I was talking to a new friend’s new girlfriend online the other day and she said “It’s so nice to finally meet a real man!”. I’m not going to get into a discussion about what constitutes a ‘real’ man, or a ‘real’ woman for that matter, but the guy in question wears his heart on his sleeve and I think that is what she meant. How he feels, what he thinks; he says so. He takes risks and leaves himself open. He seems happy at the moment with his new love and I’m very happy to be able to share in his happiness because he puts it out there. And so it multiplies. Another friend is proposing to their love tonight.

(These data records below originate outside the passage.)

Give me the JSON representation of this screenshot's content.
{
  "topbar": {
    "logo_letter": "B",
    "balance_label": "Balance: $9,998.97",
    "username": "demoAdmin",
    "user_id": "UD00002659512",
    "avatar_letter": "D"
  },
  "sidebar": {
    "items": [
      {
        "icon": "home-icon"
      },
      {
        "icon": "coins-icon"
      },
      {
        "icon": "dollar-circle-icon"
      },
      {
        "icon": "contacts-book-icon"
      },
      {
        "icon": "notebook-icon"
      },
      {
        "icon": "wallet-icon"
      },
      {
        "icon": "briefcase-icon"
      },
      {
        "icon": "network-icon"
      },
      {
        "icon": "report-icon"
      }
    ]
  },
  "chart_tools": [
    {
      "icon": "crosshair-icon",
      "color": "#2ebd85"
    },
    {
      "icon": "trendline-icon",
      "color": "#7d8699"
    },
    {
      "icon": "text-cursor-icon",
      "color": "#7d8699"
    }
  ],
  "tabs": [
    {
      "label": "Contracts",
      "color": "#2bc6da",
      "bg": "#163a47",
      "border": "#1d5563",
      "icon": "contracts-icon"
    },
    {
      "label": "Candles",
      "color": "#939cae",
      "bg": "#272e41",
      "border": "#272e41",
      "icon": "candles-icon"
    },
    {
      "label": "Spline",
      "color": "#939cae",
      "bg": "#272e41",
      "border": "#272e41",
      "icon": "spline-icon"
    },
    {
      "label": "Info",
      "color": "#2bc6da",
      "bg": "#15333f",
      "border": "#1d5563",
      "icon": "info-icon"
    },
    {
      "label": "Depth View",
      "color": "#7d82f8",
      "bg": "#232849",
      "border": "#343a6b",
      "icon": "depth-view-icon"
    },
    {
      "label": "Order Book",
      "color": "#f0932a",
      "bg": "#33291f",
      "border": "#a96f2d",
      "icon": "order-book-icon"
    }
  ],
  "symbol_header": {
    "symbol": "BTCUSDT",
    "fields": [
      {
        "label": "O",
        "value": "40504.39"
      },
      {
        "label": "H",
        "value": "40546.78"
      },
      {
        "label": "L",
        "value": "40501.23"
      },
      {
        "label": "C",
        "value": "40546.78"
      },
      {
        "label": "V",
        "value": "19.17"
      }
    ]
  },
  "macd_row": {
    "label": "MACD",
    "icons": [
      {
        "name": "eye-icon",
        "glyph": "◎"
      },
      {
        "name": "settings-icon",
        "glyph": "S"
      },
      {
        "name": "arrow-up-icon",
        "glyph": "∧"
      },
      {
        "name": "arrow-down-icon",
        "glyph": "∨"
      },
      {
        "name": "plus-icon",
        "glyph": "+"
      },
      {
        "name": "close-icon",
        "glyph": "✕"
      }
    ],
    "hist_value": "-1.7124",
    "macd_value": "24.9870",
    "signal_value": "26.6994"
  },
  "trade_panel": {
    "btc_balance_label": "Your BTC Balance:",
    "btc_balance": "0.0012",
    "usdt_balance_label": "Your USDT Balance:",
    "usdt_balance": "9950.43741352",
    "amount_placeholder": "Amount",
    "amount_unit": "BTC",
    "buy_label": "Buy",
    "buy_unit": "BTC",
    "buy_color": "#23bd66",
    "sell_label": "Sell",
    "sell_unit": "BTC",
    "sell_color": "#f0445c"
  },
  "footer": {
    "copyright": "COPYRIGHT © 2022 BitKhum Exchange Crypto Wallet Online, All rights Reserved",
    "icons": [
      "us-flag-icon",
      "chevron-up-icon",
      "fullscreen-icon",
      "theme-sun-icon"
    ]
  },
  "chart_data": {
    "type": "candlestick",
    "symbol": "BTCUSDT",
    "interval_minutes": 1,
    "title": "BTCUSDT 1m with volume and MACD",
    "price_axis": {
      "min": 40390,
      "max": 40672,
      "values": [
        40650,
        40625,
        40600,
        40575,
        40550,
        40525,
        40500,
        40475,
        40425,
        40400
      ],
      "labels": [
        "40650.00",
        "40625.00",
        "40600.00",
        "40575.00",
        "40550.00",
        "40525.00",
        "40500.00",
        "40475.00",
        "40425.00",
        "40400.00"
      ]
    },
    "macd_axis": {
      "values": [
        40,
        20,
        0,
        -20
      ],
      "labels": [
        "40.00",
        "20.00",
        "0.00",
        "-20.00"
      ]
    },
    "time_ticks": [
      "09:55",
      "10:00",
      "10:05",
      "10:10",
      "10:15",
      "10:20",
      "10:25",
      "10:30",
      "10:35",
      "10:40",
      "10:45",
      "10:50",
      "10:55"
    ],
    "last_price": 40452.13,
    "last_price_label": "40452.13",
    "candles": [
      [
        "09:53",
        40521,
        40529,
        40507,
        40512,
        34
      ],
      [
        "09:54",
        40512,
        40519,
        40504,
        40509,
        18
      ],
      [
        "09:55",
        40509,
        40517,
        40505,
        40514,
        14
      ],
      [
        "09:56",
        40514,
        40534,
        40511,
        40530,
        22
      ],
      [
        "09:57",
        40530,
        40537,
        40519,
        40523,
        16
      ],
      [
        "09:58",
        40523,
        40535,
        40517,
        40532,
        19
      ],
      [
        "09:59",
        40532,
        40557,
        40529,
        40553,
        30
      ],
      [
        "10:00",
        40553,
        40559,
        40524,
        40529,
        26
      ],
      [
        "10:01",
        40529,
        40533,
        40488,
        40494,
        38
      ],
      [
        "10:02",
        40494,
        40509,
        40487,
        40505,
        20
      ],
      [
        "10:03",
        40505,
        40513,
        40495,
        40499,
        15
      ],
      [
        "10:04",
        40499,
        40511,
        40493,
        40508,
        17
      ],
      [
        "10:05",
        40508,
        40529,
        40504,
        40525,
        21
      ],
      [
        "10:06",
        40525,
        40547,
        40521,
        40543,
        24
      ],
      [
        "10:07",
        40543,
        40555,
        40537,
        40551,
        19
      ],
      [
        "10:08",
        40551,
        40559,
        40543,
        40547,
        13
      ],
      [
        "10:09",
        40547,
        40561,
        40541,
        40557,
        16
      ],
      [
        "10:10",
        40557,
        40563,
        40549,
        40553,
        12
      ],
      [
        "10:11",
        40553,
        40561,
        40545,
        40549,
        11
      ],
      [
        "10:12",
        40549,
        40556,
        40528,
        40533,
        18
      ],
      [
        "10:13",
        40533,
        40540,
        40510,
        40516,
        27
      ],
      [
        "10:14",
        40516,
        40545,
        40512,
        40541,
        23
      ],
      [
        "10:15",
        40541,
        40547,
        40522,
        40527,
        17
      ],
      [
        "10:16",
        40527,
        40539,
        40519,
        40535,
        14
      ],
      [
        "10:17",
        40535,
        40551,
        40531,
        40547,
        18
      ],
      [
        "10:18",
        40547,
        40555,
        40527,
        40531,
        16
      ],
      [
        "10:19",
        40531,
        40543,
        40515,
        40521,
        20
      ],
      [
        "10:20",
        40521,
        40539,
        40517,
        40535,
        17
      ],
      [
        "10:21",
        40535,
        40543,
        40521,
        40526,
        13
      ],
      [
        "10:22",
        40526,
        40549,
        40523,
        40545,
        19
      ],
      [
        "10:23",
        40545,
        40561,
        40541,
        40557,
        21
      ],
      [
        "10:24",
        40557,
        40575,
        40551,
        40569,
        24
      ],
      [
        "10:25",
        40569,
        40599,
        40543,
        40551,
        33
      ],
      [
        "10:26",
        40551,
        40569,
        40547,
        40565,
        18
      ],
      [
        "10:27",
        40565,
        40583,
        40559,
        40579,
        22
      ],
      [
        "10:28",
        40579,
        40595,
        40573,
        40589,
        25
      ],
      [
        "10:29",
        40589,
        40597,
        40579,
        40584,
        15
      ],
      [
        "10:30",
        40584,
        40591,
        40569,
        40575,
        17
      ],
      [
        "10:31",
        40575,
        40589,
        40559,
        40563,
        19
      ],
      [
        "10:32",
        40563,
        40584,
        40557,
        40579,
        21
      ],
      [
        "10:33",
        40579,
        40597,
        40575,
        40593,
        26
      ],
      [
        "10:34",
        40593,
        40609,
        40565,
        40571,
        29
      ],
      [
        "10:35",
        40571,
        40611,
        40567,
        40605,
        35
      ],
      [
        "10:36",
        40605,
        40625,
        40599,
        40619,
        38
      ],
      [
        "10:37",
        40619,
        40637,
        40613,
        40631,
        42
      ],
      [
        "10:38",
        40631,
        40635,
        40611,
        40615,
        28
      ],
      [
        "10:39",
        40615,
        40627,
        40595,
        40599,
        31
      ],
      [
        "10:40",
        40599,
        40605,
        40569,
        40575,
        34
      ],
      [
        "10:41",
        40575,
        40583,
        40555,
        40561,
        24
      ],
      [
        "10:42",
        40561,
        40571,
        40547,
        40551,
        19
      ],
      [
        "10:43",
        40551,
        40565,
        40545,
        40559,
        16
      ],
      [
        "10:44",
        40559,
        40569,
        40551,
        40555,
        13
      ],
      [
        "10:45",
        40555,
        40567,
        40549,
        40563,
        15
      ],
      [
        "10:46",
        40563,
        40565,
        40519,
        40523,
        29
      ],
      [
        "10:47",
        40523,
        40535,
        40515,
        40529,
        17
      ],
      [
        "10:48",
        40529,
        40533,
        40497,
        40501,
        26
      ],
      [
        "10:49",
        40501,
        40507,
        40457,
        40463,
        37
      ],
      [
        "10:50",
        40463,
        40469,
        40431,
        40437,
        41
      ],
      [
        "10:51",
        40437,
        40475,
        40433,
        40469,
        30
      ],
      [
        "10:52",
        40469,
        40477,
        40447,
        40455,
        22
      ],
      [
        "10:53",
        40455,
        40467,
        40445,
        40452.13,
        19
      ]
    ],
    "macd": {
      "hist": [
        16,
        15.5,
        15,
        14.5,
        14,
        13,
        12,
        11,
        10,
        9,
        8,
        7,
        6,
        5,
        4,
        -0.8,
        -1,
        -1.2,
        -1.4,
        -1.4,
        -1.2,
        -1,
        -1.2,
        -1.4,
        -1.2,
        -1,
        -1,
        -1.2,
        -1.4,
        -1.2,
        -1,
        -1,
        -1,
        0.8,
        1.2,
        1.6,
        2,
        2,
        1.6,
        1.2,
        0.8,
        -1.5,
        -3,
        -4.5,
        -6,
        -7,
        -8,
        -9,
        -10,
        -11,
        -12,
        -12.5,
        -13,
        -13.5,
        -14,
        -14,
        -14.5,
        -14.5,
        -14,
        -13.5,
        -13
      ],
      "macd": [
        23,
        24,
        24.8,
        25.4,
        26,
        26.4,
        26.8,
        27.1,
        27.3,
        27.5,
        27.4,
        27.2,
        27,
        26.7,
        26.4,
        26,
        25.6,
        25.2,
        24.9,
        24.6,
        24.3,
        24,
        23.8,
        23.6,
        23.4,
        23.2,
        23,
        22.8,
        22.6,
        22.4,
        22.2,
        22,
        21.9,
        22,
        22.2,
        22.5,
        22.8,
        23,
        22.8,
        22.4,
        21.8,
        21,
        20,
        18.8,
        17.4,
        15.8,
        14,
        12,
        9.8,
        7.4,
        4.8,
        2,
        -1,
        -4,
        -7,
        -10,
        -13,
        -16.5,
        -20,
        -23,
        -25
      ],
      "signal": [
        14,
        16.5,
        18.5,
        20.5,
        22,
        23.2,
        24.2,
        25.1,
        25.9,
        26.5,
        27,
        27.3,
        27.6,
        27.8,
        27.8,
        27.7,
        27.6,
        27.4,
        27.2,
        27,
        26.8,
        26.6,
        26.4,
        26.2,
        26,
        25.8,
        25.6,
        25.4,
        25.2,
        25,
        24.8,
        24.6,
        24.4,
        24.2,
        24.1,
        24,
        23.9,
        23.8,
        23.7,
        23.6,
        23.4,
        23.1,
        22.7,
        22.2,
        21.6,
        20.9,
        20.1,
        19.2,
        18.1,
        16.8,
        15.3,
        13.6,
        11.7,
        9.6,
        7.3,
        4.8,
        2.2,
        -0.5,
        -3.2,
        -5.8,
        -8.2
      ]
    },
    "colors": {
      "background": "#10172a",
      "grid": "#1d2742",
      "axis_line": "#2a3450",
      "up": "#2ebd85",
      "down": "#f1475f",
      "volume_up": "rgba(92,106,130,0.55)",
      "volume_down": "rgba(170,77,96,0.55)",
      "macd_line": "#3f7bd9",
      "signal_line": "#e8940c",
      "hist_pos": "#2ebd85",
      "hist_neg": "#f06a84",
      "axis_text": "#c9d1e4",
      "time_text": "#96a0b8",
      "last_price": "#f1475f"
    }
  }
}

Theirs is an awesome love story which I’ve been privileged to watch unfold and I’m beyond excited about this proposal. My lovely friend, who has always been generous of spirit, shared the secret with me so I’ve had the excitement and anticipation building and I’m looking forward to the expected facebook proposal photographs sometime soon. It makes me do an internal happy dance each time I think about it. Proposals are just so damn hopeful. When you think about the proposer and the proposee, their daughter, their families, their friends; that’s many, many people who are going to gain happiness from one person’s choice to remain open to life’s possibilities and to share themselves with others.

So the moral for today is this:

Tell people how you feel, dare to risk looking stupid, say what you think, dare to dream, make new friends, leave yourself open, try new things, explore – yourself, others, places, ideas. Because it’s hard this life, but these are the bits that make it worth it. Connect with others and find yourself. Go ahead, reach out and touch someone.